Nigeria/présidentielle: Peter Obi, l'opposant qui promet une lutte anti-corruption
Le Nigeria doit lutter contre la crise du coût de la vie, en s'attaquant notamment à la gabegie des finances publiques, a affirmé lors d'un entretien exclusif à l'AFP Peter Obi, candidat d'opposition à la présidentielle de janvier dans le pays le plus peuplé d'Afrique.
M. Obi, 65 ans, ancien gouverneur du sud-est du Nigeria, premier producteur de pétrole du continent, s'est entretenu avec l'AFP mardi soir à Abuja, alors que la campagne électorale bat son plein pour une élection où deux sujets prédominent: l'économie et l'insécurité.
"Nous devons réduire le coût de la gouvernance" et "lutter contre la corruption", a affirmé le candidat du Congrès démocratique nigérian (NDC, opposition), afin de dégager des moyens pour se concentrer sur "la santé, l'éducation et la lutte contre la pauvreté".
"Il faut unir le pays, assurer sa sécurité, puis consacrer ses ressources à ces domaines essentiels. Et vous verrez la différence", a-t-il asséné depuis un hôtel hautement sécurisé de la capitale.
- Violence et pauvreté -
Peter Obi, arrivé en troisième position du scrutin présidentiel de 2023 avec 25% des voix, axe une grande partie de sa campagne sur l'insécurité, qu'il estime liée à la pauvreté.
"Plus on sort les gens de la pauvreté, plus on réduit la criminalité", a-t-il déclaré à l'AFP, appelant à une augmentation des emplois dans le secteur manufacturier qui s'est écroulé ces trente dernières années.
Le pays est confronté à des difficultés économiques, avec 63% des Nigérians qui vivent en dessous du seuil de pauvreté, selon le FMI, et une inflation importante, ainsi qu'à une multitude de menaces sécuritaires liées aux jihadistes, à des gangs armés, à des groupes séparatistes et à des conflits communautaires entre agriculteurs et éleveurs pour le contrôle des terres.
Ces problèmes sont antérieurs au président Bola Tinubu, 74 ans, qui brigue un nouveau mandat, mais ils se sont aggravés depuis son arrivée au pouvoir.
Même si les investisseurs et les économistes ont salué ses réformes économiques, la population a subi une flambée massive des prix depuis que le gouvernement a supprimé une subvention coûteuse sur les carburants qui maintenait artificiellement bas les prix de l'essence.
Le président Tinubu n'a cessé d'expliquer que ces réformes avaient permis d'éviter une crise encore plus grave, le coût de cette subvention étant devenu insoutenable pour les finances publiques.
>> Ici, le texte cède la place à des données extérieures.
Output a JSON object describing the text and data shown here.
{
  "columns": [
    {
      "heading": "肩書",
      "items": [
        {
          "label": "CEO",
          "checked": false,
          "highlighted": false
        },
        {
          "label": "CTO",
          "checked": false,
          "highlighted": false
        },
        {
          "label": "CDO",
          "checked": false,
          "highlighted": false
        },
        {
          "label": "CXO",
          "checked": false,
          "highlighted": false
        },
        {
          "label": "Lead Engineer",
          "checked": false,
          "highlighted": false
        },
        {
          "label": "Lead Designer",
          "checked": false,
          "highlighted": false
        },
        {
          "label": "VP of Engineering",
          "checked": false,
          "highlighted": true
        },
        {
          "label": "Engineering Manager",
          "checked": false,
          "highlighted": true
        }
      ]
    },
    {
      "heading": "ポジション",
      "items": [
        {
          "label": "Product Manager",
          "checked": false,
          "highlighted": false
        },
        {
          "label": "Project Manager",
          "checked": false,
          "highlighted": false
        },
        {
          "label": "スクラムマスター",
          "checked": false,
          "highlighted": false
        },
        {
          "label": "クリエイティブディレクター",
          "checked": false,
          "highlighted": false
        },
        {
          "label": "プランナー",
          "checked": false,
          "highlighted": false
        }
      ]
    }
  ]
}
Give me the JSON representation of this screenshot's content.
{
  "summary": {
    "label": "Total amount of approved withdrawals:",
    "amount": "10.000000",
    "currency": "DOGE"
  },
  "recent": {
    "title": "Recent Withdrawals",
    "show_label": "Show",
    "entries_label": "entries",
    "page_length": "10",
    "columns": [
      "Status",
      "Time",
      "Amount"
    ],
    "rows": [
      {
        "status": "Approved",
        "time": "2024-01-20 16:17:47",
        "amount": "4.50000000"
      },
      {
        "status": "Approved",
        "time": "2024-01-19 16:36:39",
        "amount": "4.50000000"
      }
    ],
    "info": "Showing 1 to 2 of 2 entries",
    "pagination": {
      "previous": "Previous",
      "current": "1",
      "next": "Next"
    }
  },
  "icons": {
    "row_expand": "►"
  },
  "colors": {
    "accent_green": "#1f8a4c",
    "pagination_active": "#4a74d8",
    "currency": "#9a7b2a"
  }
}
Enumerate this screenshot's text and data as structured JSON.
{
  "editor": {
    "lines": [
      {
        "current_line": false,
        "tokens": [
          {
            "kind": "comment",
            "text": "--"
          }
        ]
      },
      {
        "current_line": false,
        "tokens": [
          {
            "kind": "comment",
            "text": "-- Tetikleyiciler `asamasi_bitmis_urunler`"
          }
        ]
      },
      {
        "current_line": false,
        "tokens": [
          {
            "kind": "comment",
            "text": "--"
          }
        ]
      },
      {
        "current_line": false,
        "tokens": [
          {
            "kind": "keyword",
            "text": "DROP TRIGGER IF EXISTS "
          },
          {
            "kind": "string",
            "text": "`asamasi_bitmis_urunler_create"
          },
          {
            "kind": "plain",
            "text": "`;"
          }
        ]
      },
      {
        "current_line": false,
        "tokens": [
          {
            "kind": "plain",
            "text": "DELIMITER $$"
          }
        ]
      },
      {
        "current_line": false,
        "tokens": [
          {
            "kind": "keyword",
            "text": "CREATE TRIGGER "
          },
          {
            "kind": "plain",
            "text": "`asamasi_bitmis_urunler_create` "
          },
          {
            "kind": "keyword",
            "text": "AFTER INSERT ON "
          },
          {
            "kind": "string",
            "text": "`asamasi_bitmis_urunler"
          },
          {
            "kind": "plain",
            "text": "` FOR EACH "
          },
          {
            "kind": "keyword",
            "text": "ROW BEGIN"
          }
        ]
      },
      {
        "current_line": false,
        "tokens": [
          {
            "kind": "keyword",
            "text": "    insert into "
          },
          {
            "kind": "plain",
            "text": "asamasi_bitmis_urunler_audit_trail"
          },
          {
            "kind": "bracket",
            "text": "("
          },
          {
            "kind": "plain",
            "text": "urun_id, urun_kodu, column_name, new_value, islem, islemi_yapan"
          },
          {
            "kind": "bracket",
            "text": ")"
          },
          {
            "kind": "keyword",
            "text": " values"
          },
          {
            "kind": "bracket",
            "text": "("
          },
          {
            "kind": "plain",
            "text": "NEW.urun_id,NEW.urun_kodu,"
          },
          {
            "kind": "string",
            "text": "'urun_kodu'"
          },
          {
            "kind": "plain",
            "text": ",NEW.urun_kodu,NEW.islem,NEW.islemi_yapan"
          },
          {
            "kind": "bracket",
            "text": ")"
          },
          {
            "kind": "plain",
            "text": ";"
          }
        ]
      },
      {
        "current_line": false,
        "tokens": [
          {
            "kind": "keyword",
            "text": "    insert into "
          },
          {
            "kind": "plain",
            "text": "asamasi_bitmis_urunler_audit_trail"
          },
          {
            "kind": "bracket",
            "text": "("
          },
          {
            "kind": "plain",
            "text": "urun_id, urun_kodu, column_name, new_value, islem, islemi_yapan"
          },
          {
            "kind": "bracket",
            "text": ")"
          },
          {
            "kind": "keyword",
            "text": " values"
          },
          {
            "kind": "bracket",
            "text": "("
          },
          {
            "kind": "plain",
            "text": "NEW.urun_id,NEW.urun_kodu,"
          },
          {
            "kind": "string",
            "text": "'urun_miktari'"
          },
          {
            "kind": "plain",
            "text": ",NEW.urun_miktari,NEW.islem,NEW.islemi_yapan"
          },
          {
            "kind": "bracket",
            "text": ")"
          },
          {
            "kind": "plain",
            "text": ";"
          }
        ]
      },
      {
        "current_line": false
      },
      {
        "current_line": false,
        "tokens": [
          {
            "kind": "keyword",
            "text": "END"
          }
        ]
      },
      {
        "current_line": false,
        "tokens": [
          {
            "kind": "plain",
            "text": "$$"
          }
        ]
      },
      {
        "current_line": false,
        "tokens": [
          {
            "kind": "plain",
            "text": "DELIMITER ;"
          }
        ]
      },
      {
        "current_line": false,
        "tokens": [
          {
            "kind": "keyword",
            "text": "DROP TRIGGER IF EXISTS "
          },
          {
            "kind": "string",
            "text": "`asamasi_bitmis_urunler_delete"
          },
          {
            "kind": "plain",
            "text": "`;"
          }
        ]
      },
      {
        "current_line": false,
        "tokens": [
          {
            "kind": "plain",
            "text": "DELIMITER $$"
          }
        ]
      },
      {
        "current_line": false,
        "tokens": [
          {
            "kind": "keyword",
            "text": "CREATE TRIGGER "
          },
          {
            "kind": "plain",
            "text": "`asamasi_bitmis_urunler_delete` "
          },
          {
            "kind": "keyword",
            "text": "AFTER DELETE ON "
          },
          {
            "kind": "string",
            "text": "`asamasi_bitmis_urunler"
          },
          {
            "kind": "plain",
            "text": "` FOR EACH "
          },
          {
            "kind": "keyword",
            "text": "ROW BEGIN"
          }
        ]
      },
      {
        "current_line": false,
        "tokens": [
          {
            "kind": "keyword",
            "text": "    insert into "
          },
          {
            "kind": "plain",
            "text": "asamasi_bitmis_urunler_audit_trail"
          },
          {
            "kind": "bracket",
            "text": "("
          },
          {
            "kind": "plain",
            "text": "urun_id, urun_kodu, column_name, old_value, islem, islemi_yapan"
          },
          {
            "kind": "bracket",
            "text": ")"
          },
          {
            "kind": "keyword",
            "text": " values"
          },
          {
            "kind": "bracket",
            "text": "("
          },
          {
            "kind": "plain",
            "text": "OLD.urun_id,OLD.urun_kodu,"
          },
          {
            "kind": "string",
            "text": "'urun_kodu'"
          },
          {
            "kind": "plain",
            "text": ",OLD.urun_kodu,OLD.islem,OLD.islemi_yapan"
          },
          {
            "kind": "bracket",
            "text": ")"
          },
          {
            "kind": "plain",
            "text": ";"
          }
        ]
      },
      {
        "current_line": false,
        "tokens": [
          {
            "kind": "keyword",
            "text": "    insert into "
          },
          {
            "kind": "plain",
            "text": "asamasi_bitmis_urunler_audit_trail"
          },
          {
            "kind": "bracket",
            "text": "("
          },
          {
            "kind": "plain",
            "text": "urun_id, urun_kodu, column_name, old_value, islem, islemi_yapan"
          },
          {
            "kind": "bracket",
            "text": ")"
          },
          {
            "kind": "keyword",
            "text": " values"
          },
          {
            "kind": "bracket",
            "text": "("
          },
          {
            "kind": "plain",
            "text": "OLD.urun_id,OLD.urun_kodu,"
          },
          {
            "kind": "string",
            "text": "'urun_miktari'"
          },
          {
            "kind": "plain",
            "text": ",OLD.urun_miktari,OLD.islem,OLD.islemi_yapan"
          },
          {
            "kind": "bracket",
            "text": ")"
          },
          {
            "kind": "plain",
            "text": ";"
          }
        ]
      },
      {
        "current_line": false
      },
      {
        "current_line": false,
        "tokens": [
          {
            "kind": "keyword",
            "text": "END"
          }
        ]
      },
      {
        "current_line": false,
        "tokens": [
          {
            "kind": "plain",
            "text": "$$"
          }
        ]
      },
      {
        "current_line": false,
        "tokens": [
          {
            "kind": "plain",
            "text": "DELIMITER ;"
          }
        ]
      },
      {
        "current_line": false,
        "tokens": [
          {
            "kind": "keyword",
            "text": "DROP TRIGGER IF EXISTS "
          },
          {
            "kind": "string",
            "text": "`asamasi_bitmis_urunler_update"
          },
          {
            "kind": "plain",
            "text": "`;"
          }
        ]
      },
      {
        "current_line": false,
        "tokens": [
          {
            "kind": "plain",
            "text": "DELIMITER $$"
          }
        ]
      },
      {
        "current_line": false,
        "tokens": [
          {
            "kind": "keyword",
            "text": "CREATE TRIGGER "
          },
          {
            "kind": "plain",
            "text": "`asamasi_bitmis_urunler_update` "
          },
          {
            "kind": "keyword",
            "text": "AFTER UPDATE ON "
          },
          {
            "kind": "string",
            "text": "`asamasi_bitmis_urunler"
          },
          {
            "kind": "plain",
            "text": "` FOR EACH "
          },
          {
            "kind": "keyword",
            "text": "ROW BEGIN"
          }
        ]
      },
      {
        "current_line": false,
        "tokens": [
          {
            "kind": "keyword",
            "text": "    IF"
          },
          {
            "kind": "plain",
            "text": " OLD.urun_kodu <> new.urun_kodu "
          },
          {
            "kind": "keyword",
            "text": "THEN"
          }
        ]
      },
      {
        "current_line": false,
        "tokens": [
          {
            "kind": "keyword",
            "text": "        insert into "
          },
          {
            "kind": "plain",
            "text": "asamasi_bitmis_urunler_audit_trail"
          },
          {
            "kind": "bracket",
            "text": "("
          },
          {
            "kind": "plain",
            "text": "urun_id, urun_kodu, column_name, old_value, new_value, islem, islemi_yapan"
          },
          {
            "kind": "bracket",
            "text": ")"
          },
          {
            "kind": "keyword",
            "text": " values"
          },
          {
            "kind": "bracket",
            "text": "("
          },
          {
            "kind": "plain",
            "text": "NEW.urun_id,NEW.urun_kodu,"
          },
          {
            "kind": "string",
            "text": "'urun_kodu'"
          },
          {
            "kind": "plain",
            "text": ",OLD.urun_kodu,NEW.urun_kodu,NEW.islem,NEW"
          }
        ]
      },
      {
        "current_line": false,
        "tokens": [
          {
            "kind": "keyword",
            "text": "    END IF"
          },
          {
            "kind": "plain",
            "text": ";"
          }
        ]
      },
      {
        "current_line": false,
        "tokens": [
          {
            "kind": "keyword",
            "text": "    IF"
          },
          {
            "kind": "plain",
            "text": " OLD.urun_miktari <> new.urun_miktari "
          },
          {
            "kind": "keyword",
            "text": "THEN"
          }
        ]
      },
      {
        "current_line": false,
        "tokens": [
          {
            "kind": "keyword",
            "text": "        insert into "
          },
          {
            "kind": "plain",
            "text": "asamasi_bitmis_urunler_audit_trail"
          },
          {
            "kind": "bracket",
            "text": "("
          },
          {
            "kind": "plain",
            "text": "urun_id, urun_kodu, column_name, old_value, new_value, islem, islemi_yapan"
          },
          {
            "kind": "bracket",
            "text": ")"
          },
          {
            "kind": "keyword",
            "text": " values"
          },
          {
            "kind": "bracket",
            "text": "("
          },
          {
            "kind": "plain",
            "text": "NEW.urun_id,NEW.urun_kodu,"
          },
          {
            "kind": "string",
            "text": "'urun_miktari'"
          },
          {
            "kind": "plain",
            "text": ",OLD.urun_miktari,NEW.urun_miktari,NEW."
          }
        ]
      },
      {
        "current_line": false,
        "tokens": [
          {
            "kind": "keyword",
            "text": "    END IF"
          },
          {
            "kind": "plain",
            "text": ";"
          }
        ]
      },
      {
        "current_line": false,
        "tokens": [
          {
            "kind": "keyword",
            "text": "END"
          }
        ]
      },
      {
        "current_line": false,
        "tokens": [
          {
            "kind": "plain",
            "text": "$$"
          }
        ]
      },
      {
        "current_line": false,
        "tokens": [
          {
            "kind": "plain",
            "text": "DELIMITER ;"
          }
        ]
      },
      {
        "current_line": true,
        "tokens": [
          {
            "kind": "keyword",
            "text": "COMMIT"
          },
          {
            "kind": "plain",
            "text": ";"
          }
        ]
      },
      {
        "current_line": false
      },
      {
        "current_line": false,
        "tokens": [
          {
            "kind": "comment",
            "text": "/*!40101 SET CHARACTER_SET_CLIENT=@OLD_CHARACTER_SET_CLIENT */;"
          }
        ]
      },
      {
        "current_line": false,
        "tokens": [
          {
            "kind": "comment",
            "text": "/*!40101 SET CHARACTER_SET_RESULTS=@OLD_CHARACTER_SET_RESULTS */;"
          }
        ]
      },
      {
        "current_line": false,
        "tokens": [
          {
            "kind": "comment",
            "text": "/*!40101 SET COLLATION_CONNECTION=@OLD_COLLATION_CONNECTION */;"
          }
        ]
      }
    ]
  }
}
Atiku Abubakar, 79 ans, l'autre principal candidat de l'opposition, a récemment appelé à rétablir cette subvention.
Pour Peter Obi, la lutte contre la corruption dans le secteur pétrolier pourrait faire baisser les prix sans qu'il soit nécessaire de réinstaurer la subvention.
Il s'est toutefois rangé à l'avis de M. Tinubu sur un point : la création d'une police dans chaque Etat, une réforme de grande envergure proposée par le gouvernement qui permettrait de décentraliser les forces de l'ordre dans un pays où la police fédérale peine à contenir les violences.
- Division des voix -
La présidentielle de 2027 au Nigeria rejouera en partie le scrutin de 2023, avec à nouveau en lice Bola Tinubu, Peter Obi et l'ancien vice-président Atiku Abubakar, certains craignant que ces deux derniers divisent les votes de l'opposition en faveur du président sortant.
Peter Obi a qualifié cet argument de "non-sens" et a déclaré que les Nigérians devraient pouvoir "décider lequel d'entre nous (les trois) est le mieux à même de servir le pays".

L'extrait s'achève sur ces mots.